Setting achievable goals is really important in helping your child to meet their full potential. The best way to set goals is to do this with your children, and using a set formula. Once they understand the SMART learning goal system they should be able to set all sorts of goals for themselves. SMART goals are often used in sport, but they are good for setting goals in any aspect of life. Let’s break it down.
S is for Specific
Be specific in what you are looking for from your child. It could be a specific number of words from a word list or a certain number of symbols from a NVR test. So long as your child knows what they’re aiming for, there can be little ambiguity in what you both want them to reach for at the end. It also means you have an idea of what the prize is at the end. Whether the prize is just getting into a grammar school or a more immediate gratification, your child has something to which they can look forward.
M is for Measurable
Having something to measure against is a really good way for your child to understand their progress. It also means that you will know how you will know when they have achieved their target.
A is for Achievable
There is no point in setting goals that are inachievable to your child. This will only upset them when they are unable to meet the goal set and could see them demovtivated in other areas of their education. It is also important that the goal isn’t too easy. Firstly, an easy goal will do your child no good in getting them to grammar school as they entry requirements are tough. Secondly, it will mean your child could have had further challenges for which they now haven’t set aside time.
R is for Relevant
Goals should be relevant to the task in hand. If you want your child to go to grammar school, then it is important that you set goals around trying to improve their abilities in the areas specific to the 11+ examination. They will work on maths and English skills in school so perhaps try setting goals around non-verbal reasoning.
T is for Timebound
It is really important to have an end date in mind.
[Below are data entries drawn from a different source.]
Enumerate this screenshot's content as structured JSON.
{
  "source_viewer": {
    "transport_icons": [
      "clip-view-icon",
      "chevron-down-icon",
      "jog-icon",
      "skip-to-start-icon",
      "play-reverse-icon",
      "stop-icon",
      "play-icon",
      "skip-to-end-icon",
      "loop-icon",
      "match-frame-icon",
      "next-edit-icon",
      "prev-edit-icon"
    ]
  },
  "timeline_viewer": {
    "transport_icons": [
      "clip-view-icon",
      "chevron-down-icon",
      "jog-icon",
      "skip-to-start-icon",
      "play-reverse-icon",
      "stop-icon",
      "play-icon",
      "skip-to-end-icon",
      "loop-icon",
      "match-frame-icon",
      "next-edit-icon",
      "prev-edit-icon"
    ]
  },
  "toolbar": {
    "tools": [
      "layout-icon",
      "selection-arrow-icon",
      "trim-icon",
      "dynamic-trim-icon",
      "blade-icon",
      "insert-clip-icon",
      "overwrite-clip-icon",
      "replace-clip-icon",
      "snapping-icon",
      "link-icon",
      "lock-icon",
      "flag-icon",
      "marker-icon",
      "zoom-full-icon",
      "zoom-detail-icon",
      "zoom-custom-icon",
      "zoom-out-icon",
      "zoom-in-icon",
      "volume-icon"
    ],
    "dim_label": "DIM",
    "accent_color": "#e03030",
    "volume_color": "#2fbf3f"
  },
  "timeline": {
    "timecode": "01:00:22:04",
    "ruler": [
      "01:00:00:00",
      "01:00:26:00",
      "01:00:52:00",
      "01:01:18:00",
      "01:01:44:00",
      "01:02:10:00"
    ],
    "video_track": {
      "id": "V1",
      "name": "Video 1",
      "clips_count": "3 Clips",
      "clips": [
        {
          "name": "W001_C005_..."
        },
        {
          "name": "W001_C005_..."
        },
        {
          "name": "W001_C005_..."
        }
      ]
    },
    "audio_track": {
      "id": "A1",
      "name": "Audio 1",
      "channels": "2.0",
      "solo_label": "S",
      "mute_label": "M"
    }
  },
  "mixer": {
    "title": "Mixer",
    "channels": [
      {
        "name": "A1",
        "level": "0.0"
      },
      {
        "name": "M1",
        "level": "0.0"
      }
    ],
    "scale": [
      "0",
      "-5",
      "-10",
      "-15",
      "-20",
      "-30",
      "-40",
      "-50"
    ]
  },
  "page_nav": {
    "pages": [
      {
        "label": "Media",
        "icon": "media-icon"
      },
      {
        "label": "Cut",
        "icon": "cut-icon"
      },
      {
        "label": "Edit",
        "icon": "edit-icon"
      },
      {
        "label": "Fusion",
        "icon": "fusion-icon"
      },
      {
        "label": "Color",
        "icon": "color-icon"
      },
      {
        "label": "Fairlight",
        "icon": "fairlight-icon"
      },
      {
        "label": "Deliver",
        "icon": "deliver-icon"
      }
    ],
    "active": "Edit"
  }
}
Setting a deadline will mean that your child will know when they need to accomplish something by, and also when they can expect the reward for doing a good job. Having this level of focus should improve their motivation.
SMART learning goal setting summary
Setting a SMART learning goal or two can really help your child in their quest for a place at grammar school. Looking at your child’s strengths and weaknesses can help you asses where you might need to set goals together. So this new year, why not try and set some goals with your child?